Private IP-Adressen sind gemäß RFC 1918 definierte Bereiche, die im öffentlichen Internet nicht routbar sind. Für IPv4 gibt es drei private Bereiche: 10.0.0.0/8 mit über 16 Millionen Hosts, 172.16.0.0/12 mit etwa 1 Million Hosts und 192.168.0.0/16 mit etwa 65.000 Hosts. Der Bereich 100.64.0.0/10 (RFC 6598) wird für Carrier-Grade NAT verwendet. Verwenden Sie private IPs für die gesamte interne Netzwerkadressierung, Heimnetzwerke, Unternehmens-LANs und VPN-Tunnel. Ihr Router oder Ihre Firewall führt NAT durch, um interne private Adressen für die Internetkommunikation auf eine öffentliche IP abzubilden, wodurch der öffentliche IPv4-Raum geschont und die Sicherheit erhöht wird.
Was ist VLSM und warum ist es wichtig für eine effiziente IP-Adresszuweisung?
VLSM (Variable Length Subnet Masking) erlaubt unterschiedliche Subnetzmasken innerhalb desselben Hauptnetzwerks und weist Subnetze je nach tatsächlichem Bedarf in verschiedenen Größen zu.

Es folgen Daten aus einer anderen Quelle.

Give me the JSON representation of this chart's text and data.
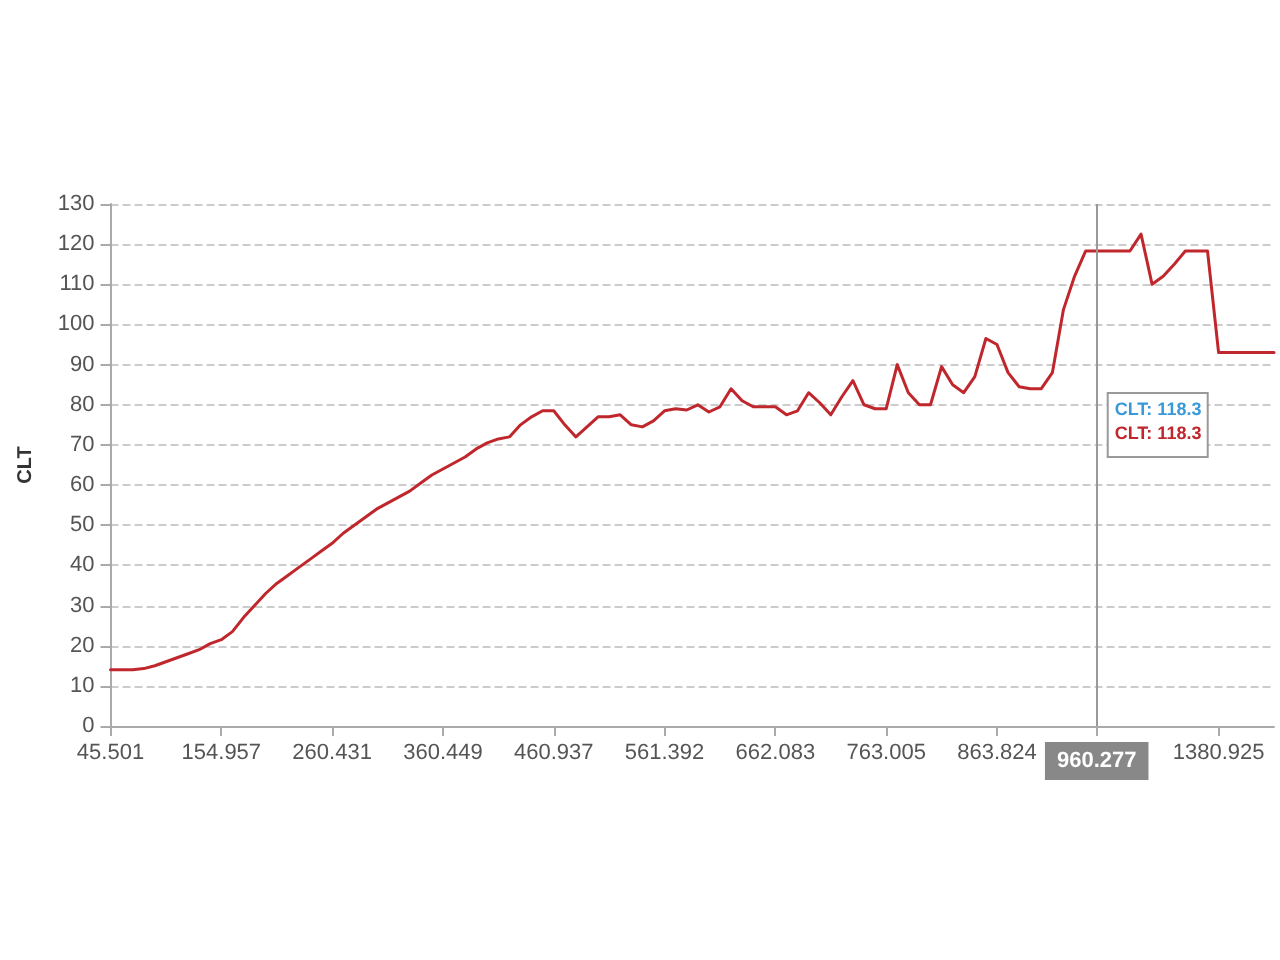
{
  "chart_data": {
    "type": "line",
    "ylabel": "CLT",
    "categories": [
      "45.501",
      null,
      null,
      null,
      null,
      null,
      null,
      null,
      null,
      null,
      "154.957",
      null,
      null,
      null,
      null,
      null,
      null,
      null,
      null,
      null,
      "260.431",
      null,
      null,
      null,
      null,
      null,
      null,
      null,
      null,
      null,
      "360.449",
      null,
      null,
      null,
      null,
      null,
      null,
      null,
      null,
      null,
      "460.937",
      null,
      null,
      null,
      null,
      null,
      null,
      null,
      null,
      null,
      "561.392",
      null,
      null,
      null,
      null,
      null,
      null,
      null,
      null,
      null,
      "662.083",
      null,
      null,
      null,
      null,
      null,
      null,
      null,
      null,
      null,
      "763.005",
      null,
      null,
      null,
      null,
      null,
      null,
      null,
      null,
      null,
      "863.824",
      null,
      null,
      null,
      null,
      null,
      null,
      null,
      null,
      "960.277",
      null,
      null,
      null,
      null,
      null,
      null,
      null,
      null,
      null,
      null,
      "1380.925",
      null,
      null,
      null,
      null,
      null
    ],
    "series": [
      {
        "color": "#c0272d",
        "values": [
          14,
          14,
          14,
          14.3,
          15,
          16,
          17,
          18,
          19,
          20.5,
          21.5,
          23.5,
          27,
          30,
          33,
          35.5,
          37.5,
          39.5,
          41.5,
          43.5,
          45.5,
          48,
          50,
          52,
          54,
          55.5,
          57,
          58.5,
          60.5,
          62.5,
          64,
          65.5,
          67,
          69,
          70.5,
          71.5,
          72,
          75,
          77,
          78.5,
          78.5,
          75,
          72,
          74.5,
          77,
          77,
          77.5,
          75,
          74.5,
          76,
          78.5,
          79,
          78.7,
          80,
          78.2,
          79.5,
          84,
          81,
          79.5,
          79.5,
          79.5,
          77.5,
          78.5,
          83,
          80.5,
          77.5,
          82,
          86,
          80,
          79,
          79,
          90,
          83,
          80,
          80,
          89.5,
          85,
          83,
          87,
          96.5,
          95,
          88,
          84.5,
          84,
          84,
          88,
          103.7,
          112,
          118.3,
          118.3,
          118.3,
          118.3,
          118.3,
          122.5,
          110,
          112,
          115,
          118.3,
          118.3,
          118.3,
          93,
          93,
          93,
          93,
          93,
          93
        ]
      }
    ],
    "ylim": [
      0,
      130
    ],
    "yticks": [
      0,
      10,
      20,
      30,
      40,
      50,
      60,
      70,
      80,
      90,
      100,
      110,
      120,
      130
    ],
    "grid": "y",
    "marker": "none",
    "line_style": "solid",
    "ref_lines": [
      {
        "axis": "x",
        "value": "960.277",
        "color": "#999999"
      }
    ],
    "annotations": [
      "CLT: 118.3",
      "CLT: 118.3"
    ]
  }
}
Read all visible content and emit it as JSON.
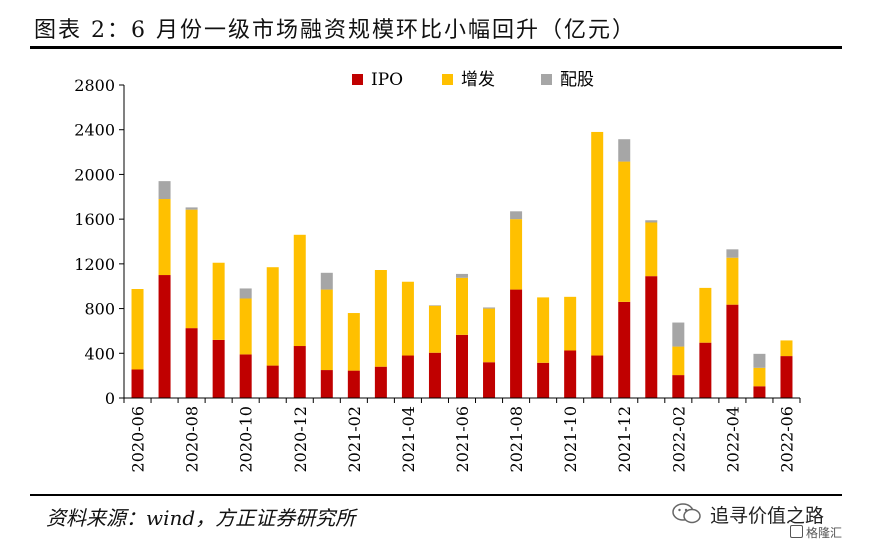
{
  "header": {
    "title": "图表 2：6 月份一级市场融资规模环比小幅回升（亿元）"
  },
  "footer": {
    "source": "资料来源：wind，方正证券研究所",
    "watermark": {
      "text": "追寻价值之路",
      "sub_text": "格隆汇",
      "icon": "wechat-bubble-icon"
    }
  },
  "chart_data": {
    "type": "bar",
    "stacked": true,
    "categories": [
      "2020-06",
      "2020-07",
      "2020-08",
      "2020-09",
      "2020-10",
      "2020-11",
      "2020-12",
      "2021-01",
      "2021-02",
      "2021-03",
      "2021-04",
      "2021-05",
      "2021-06",
      "2021-07",
      "2021-08",
      "2021-09",
      "2021-10",
      "2021-11",
      "2021-12",
      "2022-01",
      "2022-02",
      "2022-03",
      "2022-04",
      "2022-05",
      "2022-06"
    ],
    "tick_labels": [
      "2020-06",
      "2020-08",
      "2020-10",
      "2020-12",
      "2021-02",
      "2021-04",
      "2021-06",
      "2021-08",
      "2021-10",
      "2021-12",
      "2022-02",
      "2022-04",
      "2022-06"
    ],
    "series": [
      {
        "name": "IPO",
        "color": "#c00000",
        "values": [
          255,
          1100,
          625,
          520,
          390,
          290,
          465,
          250,
          245,
          280,
          380,
          405,
          565,
          320,
          970,
          315,
          425,
          380,
          860,
          1090,
          205,
          495,
          835,
          105,
          375
        ]
      },
      {
        "name": "增发",
        "color": "#ffc000",
        "values": [
          720,
          680,
          1060,
          690,
          500,
          880,
          995,
          720,
          515,
          865,
          660,
          420,
          510,
          480,
          630,
          585,
          480,
          2000,
          1255,
          480,
          255,
          490,
          420,
          165,
          140
        ]
      },
      {
        "name": "配股",
        "color": "#a6a6a6",
        "values": [
          0,
          160,
          20,
          0,
          90,
          0,
          0,
          150,
          0,
          0,
          0,
          5,
          35,
          10,
          70,
          0,
          0,
          0,
          200,
          20,
          215,
          0,
          75,
          125,
          0
        ]
      }
    ],
    "ylim": [
      0,
      2800
    ],
    "yticks": [
      0,
      400,
      800,
      1200,
      1600,
      2000,
      2400,
      2800
    ],
    "legend_position": "top-center",
    "grid": false
  }
}
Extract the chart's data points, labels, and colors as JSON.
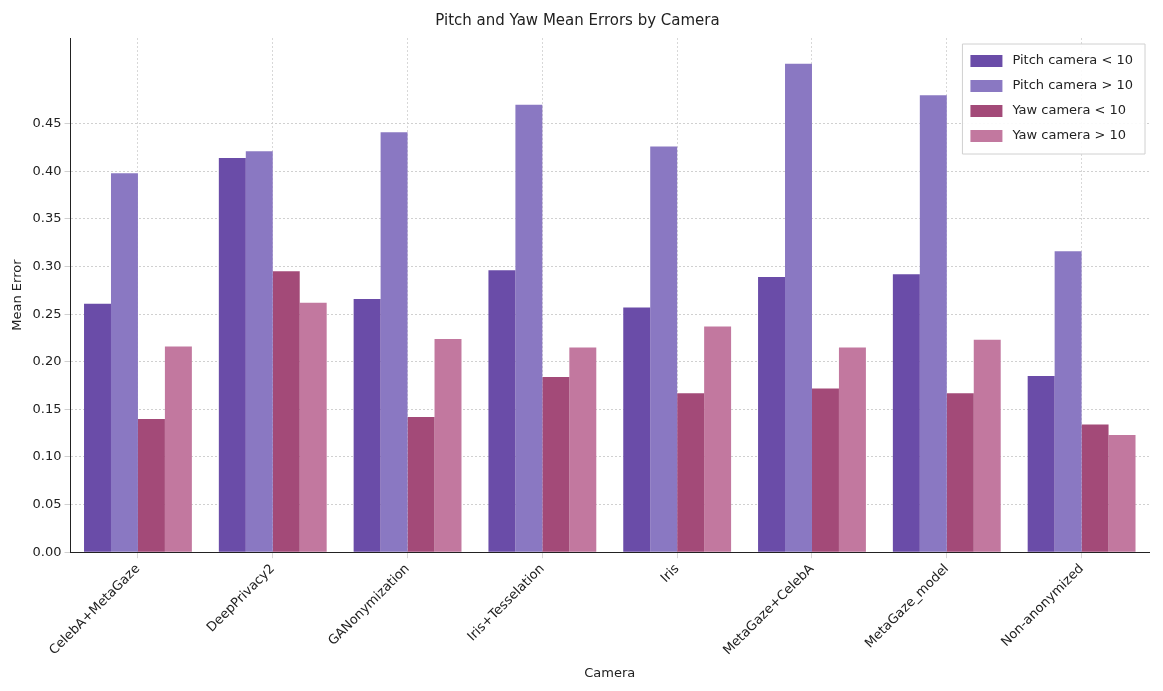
{
  "chart_data": {
    "type": "bar",
    "title": "Pitch and Yaw Mean Errors by Camera",
    "xlabel": "Camera",
    "ylabel": "Mean Error",
    "categories": [
      "CelebA+MetaGaze",
      "DeepPrivacy2",
      "GANonymization",
      "Iris+Tesselation",
      "Iris",
      "MetaGaze+CelebA",
      "MetaGaze_model",
      "Non-anonymized"
    ],
    "series": [
      {
        "name": "Pitch camera < 10",
        "color": "#6a4ca8",
        "values": [
          0.261,
          0.414,
          0.266,
          0.296,
          0.257,
          0.289,
          0.292,
          0.185
        ]
      },
      {
        "name": "Pitch camera > 10",
        "color": "#8a78c2",
        "values": [
          0.398,
          0.421,
          0.441,
          0.47,
          0.426,
          0.513,
          0.48,
          0.316
        ]
      },
      {
        "name": "Yaw camera < 10",
        "color": "#a34a78",
        "values": [
          0.14,
          0.295,
          0.142,
          0.184,
          0.167,
          0.172,
          0.167,
          0.134
        ]
      },
      {
        "name": "Yaw camera > 10",
        "color": "#c2789f",
        "values": [
          0.216,
          0.262,
          0.224,
          0.215,
          0.237,
          0.215,
          0.223,
          0.123
        ]
      }
    ],
    "ylim": [
      0,
      0.54
    ],
    "yticks": [
      {
        "value": 0,
        "label": "0.00"
      },
      {
        "value": 0.05,
        "label": "0.05"
      },
      {
        "value": 0.1,
        "label": "0.10"
      },
      {
        "value": 0.15,
        "label": "0.15"
      },
      {
        "value": 0.2,
        "label": "0.20"
      },
      {
        "value": 0.25,
        "label": "0.25"
      },
      {
        "value": 0.3,
        "label": "0.30"
      },
      {
        "value": 0.35,
        "label": "0.35"
      },
      {
        "value": 0.4,
        "label": "0.40"
      },
      {
        "value": 0.45,
        "label": "0.45"
      }
    ],
    "grid": true,
    "legend": "top right"
  }
}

Ohne VLSM würde eine Punkt-zu-Punkt-WAN-Verbindung, die nur 2 Adressen benötigt, genauso viel Platz (254 Hosts für /24) verbrauchen wie ein großes LAN-Segment. Mit VLSM können Sie /30 für Punkt-zu-Punkt-Verbindungen (2 nutzbare Hosts), /27 für kleine Abteilungen (30 Hosts) und /23 für größere Segmente (510 Hosts) zuweisen. VLSM wird implementiert, indem man ein Subnetz weiter unterteilt, beginnend mit den größten Subnetzen, um die Adressausnutzung zu maximieren und den begrenzten IPv4-Adressraum zu schonen.